Утро красит нежным светом
Шрифт:
– Значит, так, - сказал сержант Ланцов.
– Граната сама не взорвется, но ежели мы в нее вставим запал, вот так, затем выдернем чеку, вот так, тогда можно бросать...
– А можно не бросать?
– пошутил кто-то.
– Можно
– Сделайте все, как положено, отойдите во-о-он туда и положите гранату в карман...
Охотников, разумеется, не нашлось.
– Все поняли?
– спросил сержант.
– Все!
– крикнули мы нервно.
– Учтите, - добавил он, - запал - штука нежная... А теперь наденьте гранаты на пояс, как положено, и расходись по палаткам спать.
– Прямо с гранатами?!
– Ага, - сказал сержант, - и чтоб не вздумали кто снять.
Я лежал на своем матрасе и боялся дышать. Гранаты упирались в бок.
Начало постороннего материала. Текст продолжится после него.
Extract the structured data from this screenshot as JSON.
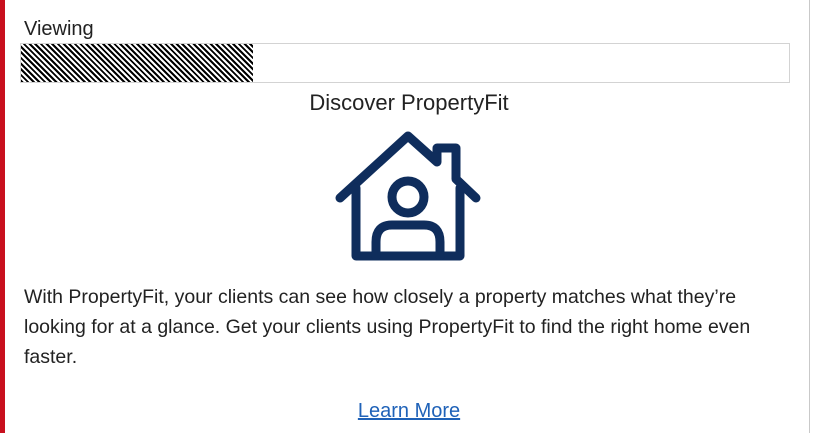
{
  "viewing": {
    "label": "Viewing"
  },
  "promo": {
    "title": "Discover PropertyFit",
    "icon": "house-with-person-icon",
    "body": "With PropertyFit, your clients can see how closely a property matches what they’re looking for at a glance. Get your clients using PropertyFit to find the right home even faster.",
    "link_label": "Learn More"
  },
  "colors": {
    "accent": "#c8101e",
    "icon": "#0f2d5c",
    "link": "#1f62b8"
  }
}
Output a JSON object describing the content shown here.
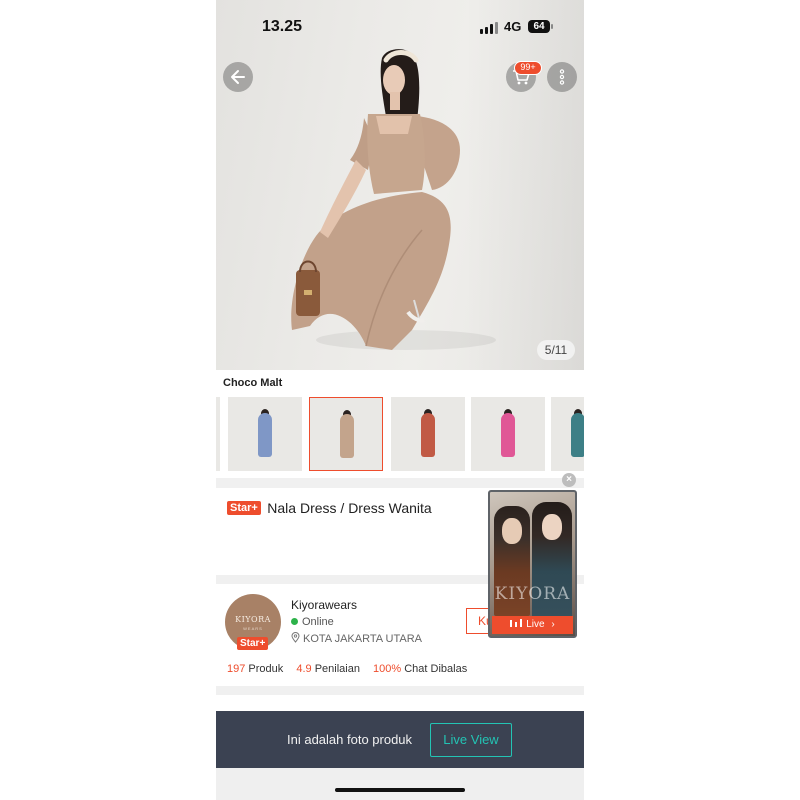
{
  "status_bar": {
    "time": "13.25",
    "network": "4G",
    "battery": "64"
  },
  "header": {
    "cart_badge": "99+"
  },
  "gallery": {
    "counter": "5/11",
    "variant_name": "Choco Malt"
  },
  "thumbnails": [
    {
      "dress_color": "#7f97c6"
    },
    {
      "dress_color": "#c3a48c"
    },
    {
      "dress_color": "#c15a45"
    },
    {
      "dress_color": "#e05796"
    },
    {
      "dress_color": "#3d7f86"
    }
  ],
  "product": {
    "badge": "Star+",
    "title": "Nala Dress / Dress Wanita"
  },
  "live_pip": {
    "brand": "KIYORA",
    "live_label": "Live"
  },
  "shop": {
    "logo_line1": "KIYORA",
    "logo_line2": "WEARS",
    "badge": "Star+",
    "name": "Kiyorawears",
    "status": "Online",
    "location": "KOTA JAKARTA UTARA",
    "visit_label": "Kunjungi",
    "stats": [
      {
        "value": "197",
        "label": "Produk"
      },
      {
        "value": "4.9",
        "label": "Penilaian"
      },
      {
        "value": "100%",
        "label": "Chat Dibalas"
      }
    ]
  },
  "banner": {
    "text": "Ini adalah foto produk",
    "button": "Live View"
  },
  "colors": {
    "accent": "#ee4d2d",
    "teal": "#23c4b4",
    "banner_bg": "#3b4252"
  }
}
– Юрка, - спросил я едва слышно, - ты не помнишь, если запал отдельно от гранаты вдруг взорвется, она тоже взорвется или нет?
– Не помню, - прошептал он.
– Ребята, - сказал кто-то, - главное - во сне на нее не лечь. Главное - не давить на нее, проклятую...
– Разве она от давления взрывается тоже?
– спросил я.
– Кто ее знает, - ответили из темноты, - а лучше не давить...
Прошло еще некоторое время, и внезапно прекрасным, как это говорится, кахетинским утром повели нас в баню, откуда мы вышли обмундированные с головы до ног. Правда, это тоже была не совсем новая форма, и, может быть, маленькая латочка на левом плече моей гимнастерки была на месте, куда однажды ударила вражеская пуля... По все равно мы выглядели настоящими солдатами, нам выдали настоящее оружие, и мы были готовы помериться силами с фашистскою ордой, и эшелон увозил нас из райского местечка... Вот так это было. [123]
Я рассказал обо всем этом недавно моему знакомому. Мой знакомый, человек пожилой, серьезный, послушал и сказал:
– Наверное, вы не выдумали... Но ведь время какое было - суровое, тревожное, а у вас все какие-то шуточки, смешочки. Вы лучше как-нибудь об этом иначе рассказывайте...
Я пытался, но ничего не вышло: так умею, так помню.
Ну а потом был фронт, и ранение, и госпиталь, и все, что полагается. А после пришла победа. Но о фронте я рассказывать не буду, ибо о нем так много рассказано в книгах и в кино, что я начинаю путать: что - мое, а что - чужое; что было со мной, а что - с другими. Что же касается победы, то, хотя я и не совершил ничего героического и, наверное, был неважным солдатом, особенно рядом с другими замечательными воинами, все-таки живет во мне уверенность, что без меня победа досталась бы труднее.